I'm trying to do in AFX in which a photoshop is animated....nothing fancy. However, I'm very aware of the color bleed when using a certain pigment of red. Just when I thought I found the winning combination i.e. no bleed, I brought my uncompressed AVI title into Premiere and rendered it. The static letters look fine but the animated ones look crappy. Does anybody know a pigment of red that I can use in Photoshop so my animated letters in AFX wont look like crap when I put them on the timeline in Premiere?

Thanks

Seth Peterson
www.sundevilpictures.com
www.govbot.net

Patrick Falls December 31st, 2003 11:58 AM

time remapping in after effects and premiere for music video
 
what would be some of you all's recipe for doing time remapping? i want to use slow down to speed up clips as inserts in a music video. each clip would probably be only 3 sec. i want to get them on beat.

i'm thinking that i can edit it in premiere, cut a 3 second audio file plus a 3 sec video clip, export it to after effects and then adjust the footage without adjusting the audio, then i can just bring it back into premiere and match it's audio to the original spot where i clipped it and then the time remap should be the way i want it.

by the way i plan on using twixtor

Vincent Chuang December 31st, 2003 06:16 PM

Help Premiere Pro Problem
 
Some background
I use a toshiba laptop, and for firewire connections i use a pcmia card that has two firewire A ports.

right now i have my dv camera attached to one port and an external HDD conneted to the other port.

1) how bad would this be?
2) when i try to capture in premiere it always gives me the "maximum filesize exceeded" error, what am i to do?

thank u for ur help in advance.

Steve Withers December 31st, 2003 11:50 PM

What's the length of the video you're trying to capture? And what file system are you using? (Fat32, NTFS). I know Fat32 has a 4gig limit, which might be the cause.

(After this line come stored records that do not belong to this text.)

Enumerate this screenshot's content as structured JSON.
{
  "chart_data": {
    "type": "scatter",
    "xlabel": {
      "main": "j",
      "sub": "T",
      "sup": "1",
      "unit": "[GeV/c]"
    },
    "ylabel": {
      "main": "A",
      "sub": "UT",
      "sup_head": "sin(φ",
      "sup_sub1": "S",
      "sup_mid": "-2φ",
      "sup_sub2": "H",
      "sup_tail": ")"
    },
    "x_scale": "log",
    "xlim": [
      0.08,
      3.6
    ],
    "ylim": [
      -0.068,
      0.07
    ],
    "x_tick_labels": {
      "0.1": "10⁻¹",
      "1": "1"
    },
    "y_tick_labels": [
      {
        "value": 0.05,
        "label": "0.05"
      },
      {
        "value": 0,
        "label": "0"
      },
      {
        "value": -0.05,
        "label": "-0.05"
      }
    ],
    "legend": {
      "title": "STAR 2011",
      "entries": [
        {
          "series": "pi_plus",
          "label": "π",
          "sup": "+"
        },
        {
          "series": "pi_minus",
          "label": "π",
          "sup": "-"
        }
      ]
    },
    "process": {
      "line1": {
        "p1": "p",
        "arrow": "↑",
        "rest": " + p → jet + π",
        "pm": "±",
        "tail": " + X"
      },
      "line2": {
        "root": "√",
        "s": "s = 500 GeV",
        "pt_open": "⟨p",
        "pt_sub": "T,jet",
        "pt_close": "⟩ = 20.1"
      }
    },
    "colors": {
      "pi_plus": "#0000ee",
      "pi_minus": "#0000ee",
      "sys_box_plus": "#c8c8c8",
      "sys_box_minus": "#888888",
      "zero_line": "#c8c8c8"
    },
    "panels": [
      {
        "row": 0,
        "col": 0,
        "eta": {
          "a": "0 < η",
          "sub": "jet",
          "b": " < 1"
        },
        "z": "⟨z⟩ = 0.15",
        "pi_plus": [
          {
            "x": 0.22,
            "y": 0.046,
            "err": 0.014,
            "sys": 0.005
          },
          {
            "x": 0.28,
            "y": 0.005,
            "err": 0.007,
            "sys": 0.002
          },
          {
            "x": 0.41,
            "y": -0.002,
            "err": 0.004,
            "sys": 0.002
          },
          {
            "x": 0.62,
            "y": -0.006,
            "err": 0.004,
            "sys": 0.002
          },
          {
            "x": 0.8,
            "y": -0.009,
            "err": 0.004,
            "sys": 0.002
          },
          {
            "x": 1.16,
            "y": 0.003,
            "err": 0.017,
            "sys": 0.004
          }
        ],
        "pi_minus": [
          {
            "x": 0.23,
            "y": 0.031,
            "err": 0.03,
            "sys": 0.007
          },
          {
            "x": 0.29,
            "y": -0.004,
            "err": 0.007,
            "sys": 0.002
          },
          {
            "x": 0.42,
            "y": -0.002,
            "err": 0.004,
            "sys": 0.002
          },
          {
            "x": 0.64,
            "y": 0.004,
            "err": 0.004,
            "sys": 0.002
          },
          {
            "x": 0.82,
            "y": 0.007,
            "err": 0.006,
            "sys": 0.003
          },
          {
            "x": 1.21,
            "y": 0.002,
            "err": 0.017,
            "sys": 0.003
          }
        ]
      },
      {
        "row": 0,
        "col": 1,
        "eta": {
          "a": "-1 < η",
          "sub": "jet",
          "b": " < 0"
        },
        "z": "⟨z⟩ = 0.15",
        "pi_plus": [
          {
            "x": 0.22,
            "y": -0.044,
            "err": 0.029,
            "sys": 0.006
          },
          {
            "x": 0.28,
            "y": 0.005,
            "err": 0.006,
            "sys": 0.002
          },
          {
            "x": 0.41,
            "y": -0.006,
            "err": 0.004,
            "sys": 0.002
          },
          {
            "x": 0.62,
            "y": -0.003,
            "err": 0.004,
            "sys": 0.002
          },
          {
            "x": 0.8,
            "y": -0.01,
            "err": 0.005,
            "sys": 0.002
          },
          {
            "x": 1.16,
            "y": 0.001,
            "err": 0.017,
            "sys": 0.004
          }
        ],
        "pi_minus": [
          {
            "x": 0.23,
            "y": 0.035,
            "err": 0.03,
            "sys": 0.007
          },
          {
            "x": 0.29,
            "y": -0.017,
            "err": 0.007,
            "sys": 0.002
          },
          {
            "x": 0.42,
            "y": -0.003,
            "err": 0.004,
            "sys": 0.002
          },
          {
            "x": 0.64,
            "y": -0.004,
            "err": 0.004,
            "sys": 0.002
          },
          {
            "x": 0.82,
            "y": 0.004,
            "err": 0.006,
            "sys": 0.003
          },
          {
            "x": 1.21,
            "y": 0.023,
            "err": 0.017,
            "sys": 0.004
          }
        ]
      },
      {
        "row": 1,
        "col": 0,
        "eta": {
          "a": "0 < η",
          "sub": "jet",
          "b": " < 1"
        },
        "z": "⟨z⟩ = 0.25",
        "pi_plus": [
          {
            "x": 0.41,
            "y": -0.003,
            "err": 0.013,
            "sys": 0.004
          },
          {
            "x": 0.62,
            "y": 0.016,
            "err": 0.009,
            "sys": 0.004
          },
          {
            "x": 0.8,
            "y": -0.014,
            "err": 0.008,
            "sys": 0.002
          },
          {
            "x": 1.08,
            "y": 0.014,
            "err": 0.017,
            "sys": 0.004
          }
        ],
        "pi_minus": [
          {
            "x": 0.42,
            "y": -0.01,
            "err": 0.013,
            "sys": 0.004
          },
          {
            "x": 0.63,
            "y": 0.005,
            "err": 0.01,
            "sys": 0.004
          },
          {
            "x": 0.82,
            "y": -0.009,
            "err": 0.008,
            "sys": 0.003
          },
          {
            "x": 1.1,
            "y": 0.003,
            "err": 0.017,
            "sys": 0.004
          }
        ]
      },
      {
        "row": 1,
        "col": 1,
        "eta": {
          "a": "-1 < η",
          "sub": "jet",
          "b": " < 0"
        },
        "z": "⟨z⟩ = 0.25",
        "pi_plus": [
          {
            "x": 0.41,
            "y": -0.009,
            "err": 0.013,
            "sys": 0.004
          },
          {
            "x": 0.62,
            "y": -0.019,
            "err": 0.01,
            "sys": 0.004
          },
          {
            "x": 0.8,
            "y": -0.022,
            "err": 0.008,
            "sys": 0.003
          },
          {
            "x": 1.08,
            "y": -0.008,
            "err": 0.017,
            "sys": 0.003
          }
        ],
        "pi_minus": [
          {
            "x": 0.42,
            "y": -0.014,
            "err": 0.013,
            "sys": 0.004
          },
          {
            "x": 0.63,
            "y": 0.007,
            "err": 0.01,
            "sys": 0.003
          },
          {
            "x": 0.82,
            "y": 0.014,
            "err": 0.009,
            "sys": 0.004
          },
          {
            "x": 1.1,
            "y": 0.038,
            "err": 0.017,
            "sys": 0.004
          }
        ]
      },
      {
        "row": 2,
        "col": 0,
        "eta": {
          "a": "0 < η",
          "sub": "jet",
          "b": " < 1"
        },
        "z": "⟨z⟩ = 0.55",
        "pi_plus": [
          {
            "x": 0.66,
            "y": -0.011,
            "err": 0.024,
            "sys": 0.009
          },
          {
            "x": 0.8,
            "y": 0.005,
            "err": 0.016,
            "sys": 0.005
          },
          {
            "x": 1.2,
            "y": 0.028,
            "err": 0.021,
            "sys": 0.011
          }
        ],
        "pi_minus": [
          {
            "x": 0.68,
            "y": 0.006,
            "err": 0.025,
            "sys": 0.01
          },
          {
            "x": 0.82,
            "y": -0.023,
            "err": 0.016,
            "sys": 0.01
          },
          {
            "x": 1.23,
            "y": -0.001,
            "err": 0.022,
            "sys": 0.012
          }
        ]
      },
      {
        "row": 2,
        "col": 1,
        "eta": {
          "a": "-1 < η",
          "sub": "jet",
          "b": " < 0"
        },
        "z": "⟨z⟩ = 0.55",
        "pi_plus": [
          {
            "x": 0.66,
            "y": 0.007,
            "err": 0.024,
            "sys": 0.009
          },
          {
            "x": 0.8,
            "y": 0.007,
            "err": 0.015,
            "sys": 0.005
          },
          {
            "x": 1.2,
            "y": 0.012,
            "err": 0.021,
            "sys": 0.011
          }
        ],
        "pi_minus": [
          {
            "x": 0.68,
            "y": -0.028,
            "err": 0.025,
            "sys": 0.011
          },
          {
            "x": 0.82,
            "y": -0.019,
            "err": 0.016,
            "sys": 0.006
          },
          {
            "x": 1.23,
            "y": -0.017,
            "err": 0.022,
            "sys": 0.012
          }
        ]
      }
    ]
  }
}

Andrew Leigh January 1st, 2004 05:04 AM

Ligos MPEG plugin for Premiere 6
 
Hi,

does anyone use this plugin to do their encoding? If so I would really be keen to know what the best settings would be for maximum quality. I never do anything more than 1 hour so can afford max quality. I am a PAL user but that will only affect on or two settings.

Thanks
Andrew

David Hurdon January 1st, 2004 07:36 AM

MPEG-2 settings in various encoders are mostly the same so you should get some help from this link: http://dvd-hq.info/Compression.html
It describes settings in TMPGEnc but I've found it useful in other encoders, like the Main Concept plug-in in Premiere 6.5.

David Hurdon

Andrew Leigh January 1st, 2004 11:29 AM

Thanks David will go check it out.

Rob Lohman January 1st, 2004 11:44 AM

To the best of my knowledge (when I looked at Ligos years ago)
it doesn't have that many settings. Bitrate is the main factor in
quality. If it does VBR encoding than that's better as well.